In all sections except Section 4.2, we assume a uniform field within the magnetic chamber ($B_0=0.1$ T). The SIMION software, on the other hand, models a more realistic magnetic field by solving a Poisson equation for the magnetic field: $\mathbf{B}=-\mu \nabla \mathrm{\Omega }$, where $\mathrm{\Omega }$ is the magnetic scalar potential and $\mu$ is the constant magnetic permeability. Thus, SIMION models more realistically the magnetic field generated by the two magnets in the absence of currents within the magnetic chamber. This is sufficient for a first investigation at this point but not for a more detailed instrument design. The path of the particles inside the instrument is governed by the instantaneous magnetic field vector at its current position. Furthermore, the magnetic circuit must be designed in detail to keep the field inside the gap as homogeneous and unidirectional as possible and the stray field as low as possible. This work would benefit from the heritage of the MagEIS instrument in which case the magnet design was a key point of the success for the instrument [16]. Indeed, in the Low and Medium units, the field’s variations were kept below 0.5% of the mean field value [16] to ensure uniformity of the field. The stronger field inside the High chamber (0.48 T) of the MagEIS suite was realized with variations of around 5% of the mean value. Following the detailed design phase of the magnets for MPA, a file containing the established magnetic field vectors inside the chamber can be used in SIMION to simulate the real response of the instrument to different specific particle populations.

5.2. Detectors and Readout Electronics

To record the hit position of protons and $\alpha$-particles, our instrument requires a position-sensitive sensor plane. This can be achieved by the use of either a micro-channel plate (MCP) or a channel electron multiplier (CEM). Moreover, we explicitly require a high time resolution while maintaining high count numbers. This can raise a concern regarding MCPs as their saturation count rate is around 1 MHz, depending on the detecting surface area. On the other hand, CEMs present higher count rates independent of the hit area but may induce a lower velocity resolution due to their size. Cara et al. [11] use 32 CEMs to achieve a 1.5${}^{\circ }$ resolution in their high-cadence THOR instrument design. For MPA, the sensor has a rectangular shape (strip) and pixels are organized along the z axis. Figure 15 shows an anode array in the case of an MCP detector.

While we do not show the MCP itself in this figure, we represent the MCP-produced electron clouds as gray circles. An acquisition chain is responsible for recording every hit and its position along the z axis.

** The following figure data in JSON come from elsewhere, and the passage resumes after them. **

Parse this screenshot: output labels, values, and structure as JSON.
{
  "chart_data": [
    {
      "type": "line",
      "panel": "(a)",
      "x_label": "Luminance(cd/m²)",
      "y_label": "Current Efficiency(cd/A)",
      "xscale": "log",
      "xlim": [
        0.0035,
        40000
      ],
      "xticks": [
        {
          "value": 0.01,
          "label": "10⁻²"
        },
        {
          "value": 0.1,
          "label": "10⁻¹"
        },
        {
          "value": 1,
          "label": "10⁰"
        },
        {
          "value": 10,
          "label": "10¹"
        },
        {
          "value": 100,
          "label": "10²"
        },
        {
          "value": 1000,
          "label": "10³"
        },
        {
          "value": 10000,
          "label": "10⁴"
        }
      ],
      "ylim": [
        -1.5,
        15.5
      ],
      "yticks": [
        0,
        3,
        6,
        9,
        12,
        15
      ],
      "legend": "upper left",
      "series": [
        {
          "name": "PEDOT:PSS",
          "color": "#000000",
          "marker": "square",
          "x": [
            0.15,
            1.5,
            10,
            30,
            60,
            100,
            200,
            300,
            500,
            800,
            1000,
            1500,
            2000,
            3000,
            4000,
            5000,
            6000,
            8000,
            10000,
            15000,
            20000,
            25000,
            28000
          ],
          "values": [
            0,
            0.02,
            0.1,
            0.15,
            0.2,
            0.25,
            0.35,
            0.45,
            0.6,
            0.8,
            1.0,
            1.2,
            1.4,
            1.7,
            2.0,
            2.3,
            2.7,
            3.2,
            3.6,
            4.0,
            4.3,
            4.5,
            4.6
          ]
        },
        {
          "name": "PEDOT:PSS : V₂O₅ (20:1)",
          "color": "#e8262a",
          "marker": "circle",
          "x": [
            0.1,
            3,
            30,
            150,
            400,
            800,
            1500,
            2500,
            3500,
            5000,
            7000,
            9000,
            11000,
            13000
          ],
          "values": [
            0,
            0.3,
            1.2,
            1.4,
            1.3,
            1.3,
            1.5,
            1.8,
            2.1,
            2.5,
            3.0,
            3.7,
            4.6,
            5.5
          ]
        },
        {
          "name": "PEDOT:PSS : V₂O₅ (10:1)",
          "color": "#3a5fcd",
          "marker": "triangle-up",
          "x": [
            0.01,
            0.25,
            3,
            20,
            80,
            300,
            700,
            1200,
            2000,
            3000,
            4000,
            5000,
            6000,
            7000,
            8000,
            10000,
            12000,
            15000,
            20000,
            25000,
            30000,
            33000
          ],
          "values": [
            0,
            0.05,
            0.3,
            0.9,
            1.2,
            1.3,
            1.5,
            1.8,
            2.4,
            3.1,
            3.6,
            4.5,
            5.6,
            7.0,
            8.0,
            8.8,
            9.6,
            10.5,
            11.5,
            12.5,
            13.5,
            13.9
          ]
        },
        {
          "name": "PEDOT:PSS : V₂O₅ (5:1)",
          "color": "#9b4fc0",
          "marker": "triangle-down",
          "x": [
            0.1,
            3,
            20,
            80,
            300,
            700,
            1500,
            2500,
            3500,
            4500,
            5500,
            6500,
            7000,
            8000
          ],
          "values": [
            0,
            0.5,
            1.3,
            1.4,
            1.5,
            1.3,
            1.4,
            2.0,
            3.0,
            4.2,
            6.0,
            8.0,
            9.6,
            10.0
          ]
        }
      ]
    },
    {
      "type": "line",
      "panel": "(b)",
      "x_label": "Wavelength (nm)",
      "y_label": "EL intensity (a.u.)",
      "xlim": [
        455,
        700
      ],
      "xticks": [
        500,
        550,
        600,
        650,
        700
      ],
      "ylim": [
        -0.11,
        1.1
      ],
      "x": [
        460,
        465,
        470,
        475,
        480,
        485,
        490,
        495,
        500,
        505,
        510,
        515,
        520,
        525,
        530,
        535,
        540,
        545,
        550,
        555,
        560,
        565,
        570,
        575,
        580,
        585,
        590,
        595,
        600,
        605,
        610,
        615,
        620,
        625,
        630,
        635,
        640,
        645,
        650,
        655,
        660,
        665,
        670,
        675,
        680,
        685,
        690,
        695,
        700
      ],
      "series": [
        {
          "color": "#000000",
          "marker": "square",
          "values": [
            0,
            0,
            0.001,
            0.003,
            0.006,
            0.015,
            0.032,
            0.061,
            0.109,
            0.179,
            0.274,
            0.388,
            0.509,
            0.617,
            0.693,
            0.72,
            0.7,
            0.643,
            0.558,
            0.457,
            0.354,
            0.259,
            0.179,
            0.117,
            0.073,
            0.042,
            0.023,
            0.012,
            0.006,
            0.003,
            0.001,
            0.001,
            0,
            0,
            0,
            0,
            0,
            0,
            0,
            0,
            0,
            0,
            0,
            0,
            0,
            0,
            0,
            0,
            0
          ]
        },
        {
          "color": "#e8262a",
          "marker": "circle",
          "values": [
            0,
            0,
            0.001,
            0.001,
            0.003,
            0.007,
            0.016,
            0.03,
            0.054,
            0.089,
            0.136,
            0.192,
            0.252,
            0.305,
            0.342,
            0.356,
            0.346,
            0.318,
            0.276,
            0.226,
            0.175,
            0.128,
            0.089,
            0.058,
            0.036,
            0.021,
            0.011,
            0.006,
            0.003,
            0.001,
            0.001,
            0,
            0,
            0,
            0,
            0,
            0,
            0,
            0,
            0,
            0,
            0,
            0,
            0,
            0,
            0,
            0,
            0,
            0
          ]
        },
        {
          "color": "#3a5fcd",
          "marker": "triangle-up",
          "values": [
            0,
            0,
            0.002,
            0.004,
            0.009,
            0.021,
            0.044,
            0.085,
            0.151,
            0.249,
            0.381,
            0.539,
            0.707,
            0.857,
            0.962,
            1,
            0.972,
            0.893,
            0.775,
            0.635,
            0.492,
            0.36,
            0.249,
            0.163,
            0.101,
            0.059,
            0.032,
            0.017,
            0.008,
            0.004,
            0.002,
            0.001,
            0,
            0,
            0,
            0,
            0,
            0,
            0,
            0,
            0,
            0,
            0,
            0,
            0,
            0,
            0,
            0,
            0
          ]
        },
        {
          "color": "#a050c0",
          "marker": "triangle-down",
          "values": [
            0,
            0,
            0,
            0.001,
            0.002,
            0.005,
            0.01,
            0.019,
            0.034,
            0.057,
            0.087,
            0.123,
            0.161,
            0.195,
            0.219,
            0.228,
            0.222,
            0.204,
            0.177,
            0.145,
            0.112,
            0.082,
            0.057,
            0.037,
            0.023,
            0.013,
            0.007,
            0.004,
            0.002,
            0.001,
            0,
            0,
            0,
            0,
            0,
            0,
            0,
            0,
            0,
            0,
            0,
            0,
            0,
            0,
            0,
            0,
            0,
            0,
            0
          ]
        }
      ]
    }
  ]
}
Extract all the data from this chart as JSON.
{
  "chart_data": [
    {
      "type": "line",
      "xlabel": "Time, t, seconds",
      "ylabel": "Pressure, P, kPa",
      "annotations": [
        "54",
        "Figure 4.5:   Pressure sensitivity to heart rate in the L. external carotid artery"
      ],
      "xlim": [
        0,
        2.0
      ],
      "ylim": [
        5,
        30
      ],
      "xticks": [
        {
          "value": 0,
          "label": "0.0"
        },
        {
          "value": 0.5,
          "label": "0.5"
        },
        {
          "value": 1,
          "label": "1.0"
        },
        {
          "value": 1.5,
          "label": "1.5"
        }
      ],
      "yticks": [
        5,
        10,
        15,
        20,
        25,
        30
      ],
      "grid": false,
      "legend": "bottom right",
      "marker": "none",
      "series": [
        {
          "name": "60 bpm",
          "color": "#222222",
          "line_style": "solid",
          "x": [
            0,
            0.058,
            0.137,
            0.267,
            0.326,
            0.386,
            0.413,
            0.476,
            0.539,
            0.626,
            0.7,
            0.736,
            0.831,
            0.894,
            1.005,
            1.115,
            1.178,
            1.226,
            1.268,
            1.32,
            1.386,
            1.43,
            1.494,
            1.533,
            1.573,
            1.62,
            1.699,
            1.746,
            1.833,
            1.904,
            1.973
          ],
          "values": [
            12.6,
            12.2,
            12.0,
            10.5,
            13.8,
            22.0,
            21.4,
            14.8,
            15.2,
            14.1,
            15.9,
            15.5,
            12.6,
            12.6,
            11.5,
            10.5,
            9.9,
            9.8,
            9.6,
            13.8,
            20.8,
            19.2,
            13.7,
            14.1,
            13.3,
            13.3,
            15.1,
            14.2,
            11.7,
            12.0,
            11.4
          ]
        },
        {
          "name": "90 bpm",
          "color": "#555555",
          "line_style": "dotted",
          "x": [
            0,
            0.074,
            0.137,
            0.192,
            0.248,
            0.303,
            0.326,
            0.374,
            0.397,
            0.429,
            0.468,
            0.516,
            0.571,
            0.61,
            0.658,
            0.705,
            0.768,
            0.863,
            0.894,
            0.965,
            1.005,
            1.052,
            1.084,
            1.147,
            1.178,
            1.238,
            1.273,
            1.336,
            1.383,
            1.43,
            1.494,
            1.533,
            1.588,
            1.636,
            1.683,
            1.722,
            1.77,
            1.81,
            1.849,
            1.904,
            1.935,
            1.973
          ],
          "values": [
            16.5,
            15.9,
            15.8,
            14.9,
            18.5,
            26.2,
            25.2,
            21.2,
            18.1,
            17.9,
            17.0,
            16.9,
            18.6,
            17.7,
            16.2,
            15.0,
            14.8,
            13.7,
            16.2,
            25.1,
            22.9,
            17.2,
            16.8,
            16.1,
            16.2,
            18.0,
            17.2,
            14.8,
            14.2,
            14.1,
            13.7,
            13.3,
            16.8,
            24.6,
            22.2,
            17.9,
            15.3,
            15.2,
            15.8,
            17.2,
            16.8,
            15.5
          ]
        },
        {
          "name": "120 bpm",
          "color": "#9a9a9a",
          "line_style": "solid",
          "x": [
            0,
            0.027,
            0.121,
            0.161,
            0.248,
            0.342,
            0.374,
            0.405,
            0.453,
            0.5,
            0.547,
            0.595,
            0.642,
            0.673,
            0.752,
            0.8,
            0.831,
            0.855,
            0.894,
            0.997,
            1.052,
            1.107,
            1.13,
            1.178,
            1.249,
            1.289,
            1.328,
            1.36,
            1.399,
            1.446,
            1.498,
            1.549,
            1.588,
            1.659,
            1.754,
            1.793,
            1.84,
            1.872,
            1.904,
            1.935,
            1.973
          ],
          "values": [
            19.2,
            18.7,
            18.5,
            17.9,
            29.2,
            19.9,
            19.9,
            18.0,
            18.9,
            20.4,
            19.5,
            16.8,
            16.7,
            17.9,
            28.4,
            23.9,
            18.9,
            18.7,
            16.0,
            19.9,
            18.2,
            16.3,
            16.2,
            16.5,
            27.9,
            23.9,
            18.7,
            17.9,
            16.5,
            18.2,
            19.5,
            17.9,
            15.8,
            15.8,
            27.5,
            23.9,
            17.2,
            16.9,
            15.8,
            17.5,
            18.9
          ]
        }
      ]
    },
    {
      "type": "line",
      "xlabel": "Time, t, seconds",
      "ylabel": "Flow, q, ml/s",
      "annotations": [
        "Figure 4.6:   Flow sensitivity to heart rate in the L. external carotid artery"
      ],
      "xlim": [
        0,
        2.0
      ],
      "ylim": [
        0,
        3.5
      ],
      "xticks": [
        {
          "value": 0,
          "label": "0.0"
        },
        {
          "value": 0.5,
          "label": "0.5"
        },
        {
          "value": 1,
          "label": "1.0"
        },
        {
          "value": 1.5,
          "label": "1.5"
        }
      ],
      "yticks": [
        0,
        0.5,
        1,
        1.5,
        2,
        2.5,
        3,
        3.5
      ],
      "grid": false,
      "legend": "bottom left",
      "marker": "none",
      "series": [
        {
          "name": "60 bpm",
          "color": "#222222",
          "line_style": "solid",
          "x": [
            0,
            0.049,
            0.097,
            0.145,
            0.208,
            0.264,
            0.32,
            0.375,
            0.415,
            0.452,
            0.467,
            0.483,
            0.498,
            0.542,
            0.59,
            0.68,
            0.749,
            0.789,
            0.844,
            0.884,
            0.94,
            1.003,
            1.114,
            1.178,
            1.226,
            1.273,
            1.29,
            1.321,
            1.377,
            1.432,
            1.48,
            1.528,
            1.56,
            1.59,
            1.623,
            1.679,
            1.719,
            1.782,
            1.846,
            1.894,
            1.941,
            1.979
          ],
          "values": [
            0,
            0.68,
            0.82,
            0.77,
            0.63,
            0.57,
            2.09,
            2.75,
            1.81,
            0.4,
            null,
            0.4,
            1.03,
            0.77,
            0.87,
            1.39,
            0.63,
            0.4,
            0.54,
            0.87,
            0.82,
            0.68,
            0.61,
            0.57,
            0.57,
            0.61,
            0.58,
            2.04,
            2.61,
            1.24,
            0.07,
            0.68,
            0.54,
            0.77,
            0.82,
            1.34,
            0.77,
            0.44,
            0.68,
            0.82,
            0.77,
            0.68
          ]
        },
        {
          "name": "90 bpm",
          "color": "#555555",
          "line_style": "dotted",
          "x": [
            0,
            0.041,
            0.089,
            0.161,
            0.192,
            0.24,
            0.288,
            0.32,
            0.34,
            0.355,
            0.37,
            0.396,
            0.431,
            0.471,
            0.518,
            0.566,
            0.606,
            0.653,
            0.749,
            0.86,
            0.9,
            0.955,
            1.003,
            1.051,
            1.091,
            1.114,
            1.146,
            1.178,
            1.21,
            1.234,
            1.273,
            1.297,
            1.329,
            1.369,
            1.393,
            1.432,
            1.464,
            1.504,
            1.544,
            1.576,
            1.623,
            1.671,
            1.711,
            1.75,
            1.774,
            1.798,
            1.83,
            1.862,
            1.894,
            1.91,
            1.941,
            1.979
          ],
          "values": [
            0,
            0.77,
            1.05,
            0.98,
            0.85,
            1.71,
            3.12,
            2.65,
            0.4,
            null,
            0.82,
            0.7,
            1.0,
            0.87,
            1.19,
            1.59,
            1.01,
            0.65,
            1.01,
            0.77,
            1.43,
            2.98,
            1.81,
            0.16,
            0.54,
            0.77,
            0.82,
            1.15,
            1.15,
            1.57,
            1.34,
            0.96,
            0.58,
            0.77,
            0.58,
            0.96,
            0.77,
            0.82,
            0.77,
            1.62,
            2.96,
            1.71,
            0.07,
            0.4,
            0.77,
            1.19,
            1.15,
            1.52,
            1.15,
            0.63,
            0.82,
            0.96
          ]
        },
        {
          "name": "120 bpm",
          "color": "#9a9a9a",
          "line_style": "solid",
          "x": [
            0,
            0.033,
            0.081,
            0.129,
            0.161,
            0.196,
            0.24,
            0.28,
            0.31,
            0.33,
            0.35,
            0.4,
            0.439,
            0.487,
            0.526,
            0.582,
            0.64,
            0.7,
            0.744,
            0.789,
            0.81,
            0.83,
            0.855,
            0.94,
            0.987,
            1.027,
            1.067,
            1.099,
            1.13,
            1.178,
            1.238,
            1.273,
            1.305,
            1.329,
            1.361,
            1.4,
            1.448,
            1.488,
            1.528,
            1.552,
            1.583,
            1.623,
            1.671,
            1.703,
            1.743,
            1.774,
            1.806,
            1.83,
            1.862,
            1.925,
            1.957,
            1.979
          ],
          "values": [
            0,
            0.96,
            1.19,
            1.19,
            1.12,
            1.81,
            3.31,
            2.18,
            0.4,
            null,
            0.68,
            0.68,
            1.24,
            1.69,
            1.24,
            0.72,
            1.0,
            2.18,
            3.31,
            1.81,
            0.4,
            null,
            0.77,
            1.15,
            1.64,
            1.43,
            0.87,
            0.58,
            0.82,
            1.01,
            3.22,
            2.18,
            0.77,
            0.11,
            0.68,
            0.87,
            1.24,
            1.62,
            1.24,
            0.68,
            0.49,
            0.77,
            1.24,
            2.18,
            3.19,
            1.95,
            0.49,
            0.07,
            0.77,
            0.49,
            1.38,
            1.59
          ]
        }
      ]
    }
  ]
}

A pixel (yellow rectangle in Figure 15) can correspond to a unique anode wire or resistive strip, or a combination of neighboring wires/strips, depending on the trade-off between velocity resolution required for a particular measurement and counting statistics (the summation of counts from multiple wires/strips defines the number of counts in a pixel if multiple wires/strips are combined). We recommend that readout electronics composed of amplifiers and discriminators are multiplexed to reduce the number of components required.